O clarão de fé que incomoda o poder

A Fábrica de Esperança completa seu primeiro aniversário sob as trevas da difamação

Por Marcelo Dutra

Carlos Fernandes
A Fábrica de Esperança foi idealizado pelo Rev. Caio Fábio

No meio do quadro sombrio de violência e miséria que vem sendo pintado da cidade do Rio de Janeiro, um facho de luz se sobressai, acenando com a perspectiva de recuperação dos princípios de dignidade, tal como as cidades-refúgios dos tempos do Velho Testamento.
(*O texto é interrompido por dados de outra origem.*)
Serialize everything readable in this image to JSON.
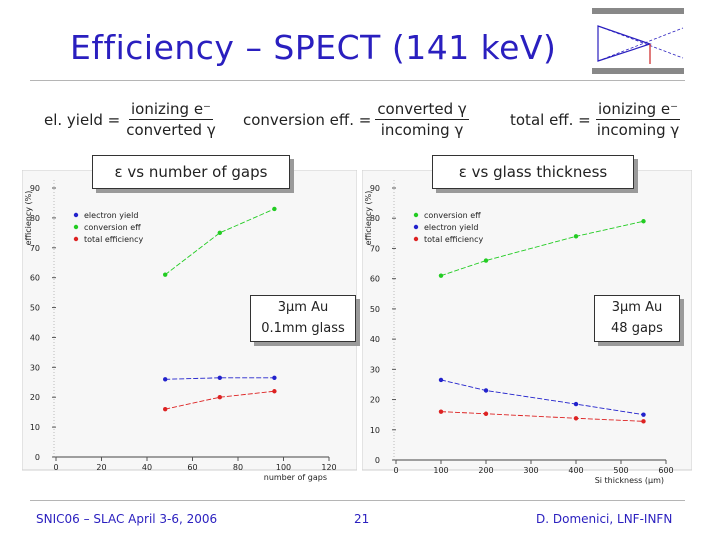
{
  "slide": {
    "title": "Efficiency – SPECT (141 keV)",
    "page_number": "21",
    "footer_left": "SNIC06 – SLAC April 3-6, 2006",
    "footer_right": "D. Domenici, LNF-INFN"
  },
  "formulas": {
    "el_yield": {
      "lhs": "el. yield =",
      "num": "ionizing e⁻",
      "den": "converted γ"
    },
    "conv_eff": {
      "lhs": "conversion eff. =",
      "num": "converted γ",
      "den": "incoming γ"
    },
    "total_eff": {
      "lhs": "total eff. =",
      "num": "ionizing e⁻",
      "den": "incoming γ"
    }
  },
  "labels": {
    "left_plot_label": "ε vs number of gaps",
    "right_plot_label": "ε vs glass thickness",
    "left_note_line1": "3μm Au",
    "left_note_line2": "0.1mm glass",
    "right_note_line1": "3μm Au",
    "right_note_line2": "48 gaps"
  },
  "colors": {
    "title": "#2a1fbf",
    "conversion": "#22cc22",
    "electron": "#2222cc",
    "total": "#dd2222"
  },
  "chart_data": [
    {
      "type": "line",
      "xlabel": "number of gaps",
      "ylabel": "efficiency (%)",
      "xlim": [
        0,
        120
      ],
      "ylim": [
        0,
        90
      ],
      "xticks": [
        0,
        20,
        40,
        60,
        80,
        100,
        120
      ],
      "yticks": [
        0,
        10,
        20,
        30,
        40,
        50,
        60,
        70,
        80,
        90
      ],
      "legend_position": "top-left",
      "x": [
        48,
        72,
        96
      ],
      "series": [
        {
          "name": "electron yield",
          "color": "#2222cc",
          "values": [
            26,
            26.5,
            26.5
          ]
        },
        {
          "name": "conversion eff",
          "color": "#22cc22",
          "values": [
            61,
            75,
            83
          ]
        },
        {
          "name": "total efficiency",
          "color": "#dd2222",
          "values": [
            16,
            20,
            22
          ]
        }
      ]
    },
    {
      "type": "line",
      "xlabel": "Si thickness (μm)",
      "ylabel": "efficiency (%)",
      "xlim": [
        0,
        600
      ],
      "ylim": [
        0,
        90
      ],
      "xticks": [
        0,
        100,
        200,
        300,
        400,
        500,
        600
      ],
      "yticks": [
        0,
        10,
        20,
        30,
        40,
        50,
        60,
        70,
        80,
        90
      ],
      "legend_position": "top-left",
      "x": [
        100,
        200,
        400,
        550
      ],
      "series": [
        {
          "name": "conversion eff",
          "color": "#22cc22",
          "values": [
            61,
            66,
            74,
            79
          ]
        },
        {
          "name": "electron yield",
          "color": "#2222cc",
          "values": [
            26.5,
            23,
            18.5,
            15
          ]
        },
        {
          "name": "total efficiency",
          "color": "#dd2222",
          "values": [
            16,
            15.3,
            13.8,
            12.8
          ]
        }
      ]
    }
  ]
}
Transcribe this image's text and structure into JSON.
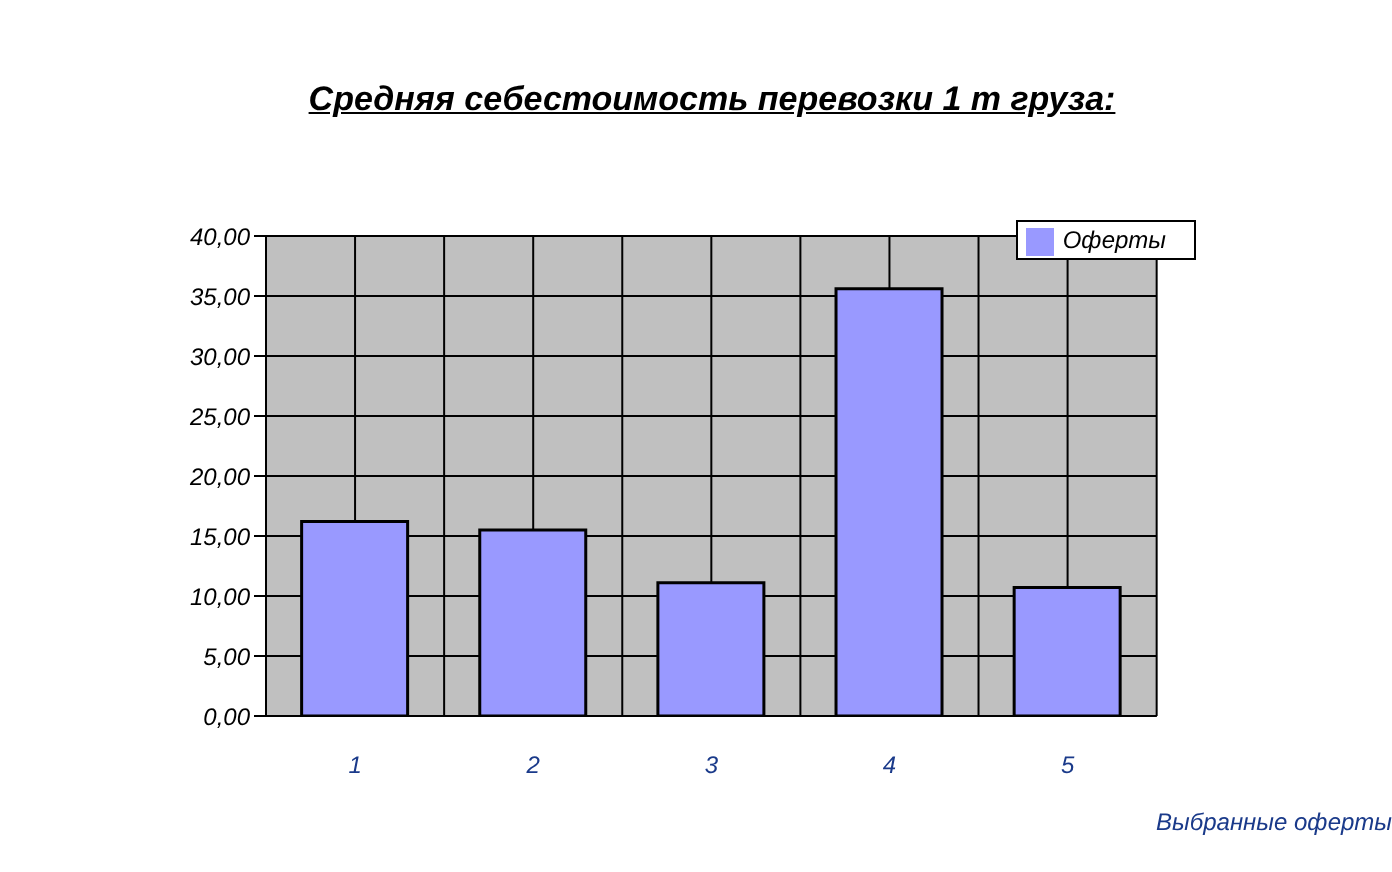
{
  "chart_data": {
    "type": "bar",
    "title": "Средняя себестоимость перевозки 1 т груза:",
    "xlabel": "Выбранные оферты",
    "categories": [
      "1",
      "2",
      "3",
      "4",
      "5"
    ],
    "series": [
      {
        "name": "Оферты",
        "color": "#9999ff",
        "values": [
          16.2,
          15.5,
          11.1,
          35.6,
          10.7
        ]
      }
    ],
    "ylim": [
      0,
      40
    ],
    "yticks": [
      {
        "value": 0,
        "label": "0,00"
      },
      {
        "value": 5,
        "label": "5,00"
      },
      {
        "value": 10,
        "label": "10,00"
      },
      {
        "value": 15,
        "label": "15,00"
      },
      {
        "value": 20,
        "label": "20,00"
      },
      {
        "value": 25,
        "label": "25,00"
      },
      {
        "value": 30,
        "label": "30,00"
      },
      {
        "value": 35,
        "label": "35,00"
      },
      {
        "value": 40,
        "label": "40,00"
      }
    ],
    "grid": true,
    "legend": "top right"
  }
}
Um dos mais ousados projetos sociais da América Latina passou a significar uma expressiva diferença na qualidade de vida de 180 mil habitantes do complexo de Acari, Zona Oeste do Rio de Janeiro, que está entre os cinco maiores bolsões de violência e miséria do mundo. Debaixo de calúnias dos governantes do Rio, a Fábrica de Esperança festeja seu primeiro aniversário no dia 17 de dezembro, prestando serviços através de 17 projetos comunitários que beneficiam cerca de 200 pessoas por mês com atendimento médico, odontológico e jurídico, sem falar nos diversos cursos profissionalizantes. O sonho de cidadania, que parecia impossível, vira realidade, levando ao pé da letra a afirmação do apóstolo Paulo de que "agora permanecem a fé, a esperança e o amor" (1 Coríntios 13:13).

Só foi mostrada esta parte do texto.